More worrying was the “over 28000” vehicle reservations Lucid reported as of Feb. 21. When it reported in November, the total was “over 34,000.” The company delivered just 1932 vehicles in the fourth quarter. Although the time frames for its reporting of reservations and deliveries don’t match, the implication is that potential customers are losing interest. The shares were down 14 % premarket on Thursday.

Reservations were always a flaky measure of demand for new EV brands. At Lucid, they are fully refundable and cost just UISD 300 for the entry-level USD 87400 Lucid Air Pure. With little else to go on, though, investors seized on reservations during the 2021 EV startup boom, encouraged by companies that needed billions of dollars of capital to realise their ambitions. Now that the number is sending the wrong signal, Lucid is retiring it: It will no longer report quarterly reservations, it said.

The other number likely to worry Lucid investors is production guidance of 10000 to 14000 vehicles this year.

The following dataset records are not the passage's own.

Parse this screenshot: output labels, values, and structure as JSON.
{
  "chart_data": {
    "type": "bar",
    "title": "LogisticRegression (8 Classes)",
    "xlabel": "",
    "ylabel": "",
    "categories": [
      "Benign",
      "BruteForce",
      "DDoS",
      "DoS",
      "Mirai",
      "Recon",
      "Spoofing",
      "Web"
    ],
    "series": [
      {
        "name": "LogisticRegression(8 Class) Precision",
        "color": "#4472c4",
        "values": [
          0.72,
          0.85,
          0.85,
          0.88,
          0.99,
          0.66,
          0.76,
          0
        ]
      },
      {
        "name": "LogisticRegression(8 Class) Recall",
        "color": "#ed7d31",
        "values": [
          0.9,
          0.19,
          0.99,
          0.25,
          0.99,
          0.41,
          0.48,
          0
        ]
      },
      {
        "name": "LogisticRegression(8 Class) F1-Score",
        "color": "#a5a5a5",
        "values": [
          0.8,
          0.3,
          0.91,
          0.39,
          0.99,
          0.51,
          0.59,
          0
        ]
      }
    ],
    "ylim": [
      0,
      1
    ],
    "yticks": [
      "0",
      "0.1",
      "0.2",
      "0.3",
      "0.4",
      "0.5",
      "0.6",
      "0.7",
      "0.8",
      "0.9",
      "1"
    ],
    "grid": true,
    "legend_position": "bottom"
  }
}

Last year it made 7180 cars, so the company’s 2023 outlook represents rapid growth, but not as rapid as some hoped: Brokerage Evercore ISI was expecting more than 20000.

The reason for the weak guidance seems to be a mixture of the shrinking order book, lingering supply-chain problems and perhaps some caution on the company’s part after its failure to meet last year’s early guidance. A few issues this quarter aside, Chief Executive Peter Rawlinson said on a call with analysts that “production is no longer a bottleneck.” While that is reassuring on one level, it shifts the focus to demand in a macroeconomic and competitive environment that may no longer be ideally suited to selling expensive cars. Tesla and Ford have cut their EV prices this year, and Lucid this month announced a time-limited USD 7500 discount on some models.

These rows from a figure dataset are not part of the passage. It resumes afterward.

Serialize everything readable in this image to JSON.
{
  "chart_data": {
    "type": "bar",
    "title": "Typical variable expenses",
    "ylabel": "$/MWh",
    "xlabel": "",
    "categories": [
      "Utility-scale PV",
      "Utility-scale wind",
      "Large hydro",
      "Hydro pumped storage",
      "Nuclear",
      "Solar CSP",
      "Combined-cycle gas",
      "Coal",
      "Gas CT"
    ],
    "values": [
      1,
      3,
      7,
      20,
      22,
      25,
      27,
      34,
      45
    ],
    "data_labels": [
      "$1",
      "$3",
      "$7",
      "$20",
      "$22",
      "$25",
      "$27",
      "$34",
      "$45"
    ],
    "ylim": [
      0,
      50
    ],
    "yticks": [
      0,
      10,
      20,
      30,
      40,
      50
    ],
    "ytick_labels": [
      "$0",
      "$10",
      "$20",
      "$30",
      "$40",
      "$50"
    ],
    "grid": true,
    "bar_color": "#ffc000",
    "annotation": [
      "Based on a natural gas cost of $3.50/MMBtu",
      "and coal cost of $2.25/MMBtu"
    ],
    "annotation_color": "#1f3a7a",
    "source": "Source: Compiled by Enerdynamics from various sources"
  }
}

Demand may be a problem for Lucid’s peer Rivian, too, which reports its results next week. It is hard for EV startups to target anything other than the high-end luxury space, given the expense of both batteries and getting a car assembly operation going. But 2023 and 2024 may be less favorable for rolling out a new luxury-car brand than go-go 2021 and 2022 were.

At least both these companies have ample funding, unlike many smaller peers. Lucid finished the year with USD 4.4 billion in cash and other liquid investments following another capital raise in the fourth quarter, mainly from its majority shareholder, Saudi Arabia’s Public Investment Fund.

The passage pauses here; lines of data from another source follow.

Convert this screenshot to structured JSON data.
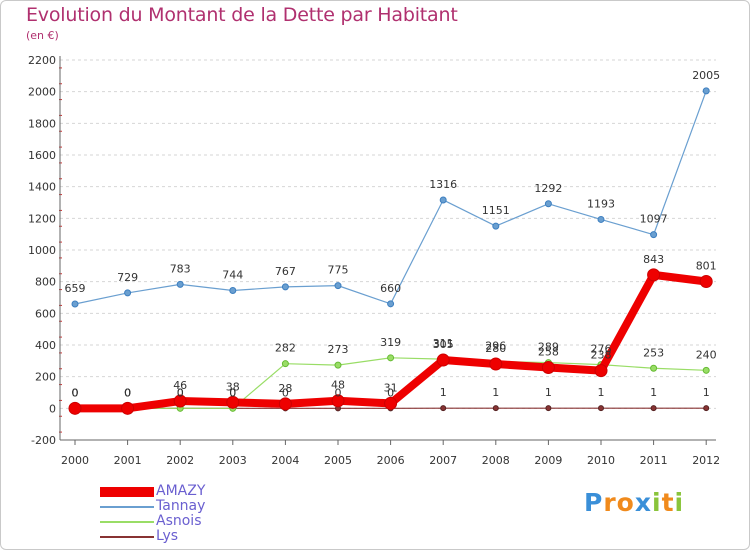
{
  "chart_data": {
    "type": "line",
    "title": "Evolution du Montant de la Dette par Habitant",
    "subtitle": "(en €)",
    "xlabel": "",
    "ylabel": "",
    "categories": [
      "2000",
      "2001",
      "2002",
      "2003",
      "2004",
      "2005",
      "2006",
      "2007",
      "2008",
      "2009",
      "2010",
      "2011",
      "2012"
    ],
    "ylim": [
      -200,
      2200
    ],
    "yticks": [
      -200,
      0,
      200,
      400,
      600,
      800,
      1000,
      1200,
      1400,
      1600,
      1800,
      2000,
      2200
    ],
    "grid": "horizontal-dashed",
    "legend": "bottom-left",
    "series": [
      {
        "name": "AMAZY",
        "color": "#ee0000",
        "values": [
          0,
          0,
          46,
          38,
          28,
          48,
          31,
          305,
          280,
          258,
          238,
          843,
          801
        ],
        "labels": [
          "0",
          "0",
          "46",
          "38",
          "28",
          "48",
          "31",
          "305",
          "280",
          "258",
          "238",
          "843",
          "801"
        ]
      },
      {
        "name": "Tannay",
        "color": "#6a9fd0",
        "values": [
          659,
          729,
          783,
          744,
          767,
          775,
          660,
          1316,
          1151,
          1292,
          1193,
          1097,
          2005
        ],
        "labels": [
          "659",
          "729",
          "783",
          "744",
          "767",
          "775",
          "660",
          "1316",
          "1151",
          "1292",
          "1193",
          "1097",
          "2005"
        ]
      },
      {
        "name": "Asnois",
        "color": "#99dd66",
        "values": [
          0,
          0,
          0,
          0,
          282,
          273,
          319,
          311,
          296,
          289,
          276,
          253,
          240
        ],
        "labels": [
          "0",
          "0",
          "0",
          "0",
          "282",
          "273",
          "319",
          "311",
          "296",
          "289",
          "276",
          "253",
          "240"
        ]
      },
      {
        "name": "Lys",
        "color": "#883333",
        "values": [
          0,
          0,
          0,
          0,
          0,
          0,
          0,
          1,
          1,
          1,
          1,
          1,
          1
        ],
        "labels": [
          "0",
          "0",
          "0",
          "0",
          "0",
          "0",
          "0",
          "1",
          "1",
          "1",
          "1",
          "1",
          "1"
        ]
      }
    ]
  },
  "logo": {
    "letters": [
      "P",
      "r",
      "o",
      "x",
      "i",
      "t",
      "i"
    ],
    "colors": [
      "#3a8fd8",
      "#f08a1c",
      "#f08a1c",
      "#3a8fd8",
      "#8ac43a",
      "#f08a1c",
      "#8ac43a"
    ]
  }
}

Lucid is one of the most shorted stocks in the U.S. and the latest results support the skeptics. So do conventional valuation measures: The shares trade for almost seven times expected sales, according to FactSet, and that is before consensus sales forecasts are likely to fall. Tesla fetches six times and Rivian three times.

But the backing of deep-pocketed PIF also makes Lucid a risky target for short sellers. An online rumor that the Saudi sovereign fund might buy minority shareholders out sent the shares up 43 % one Friday last month. Most investors would do well to steer well clear.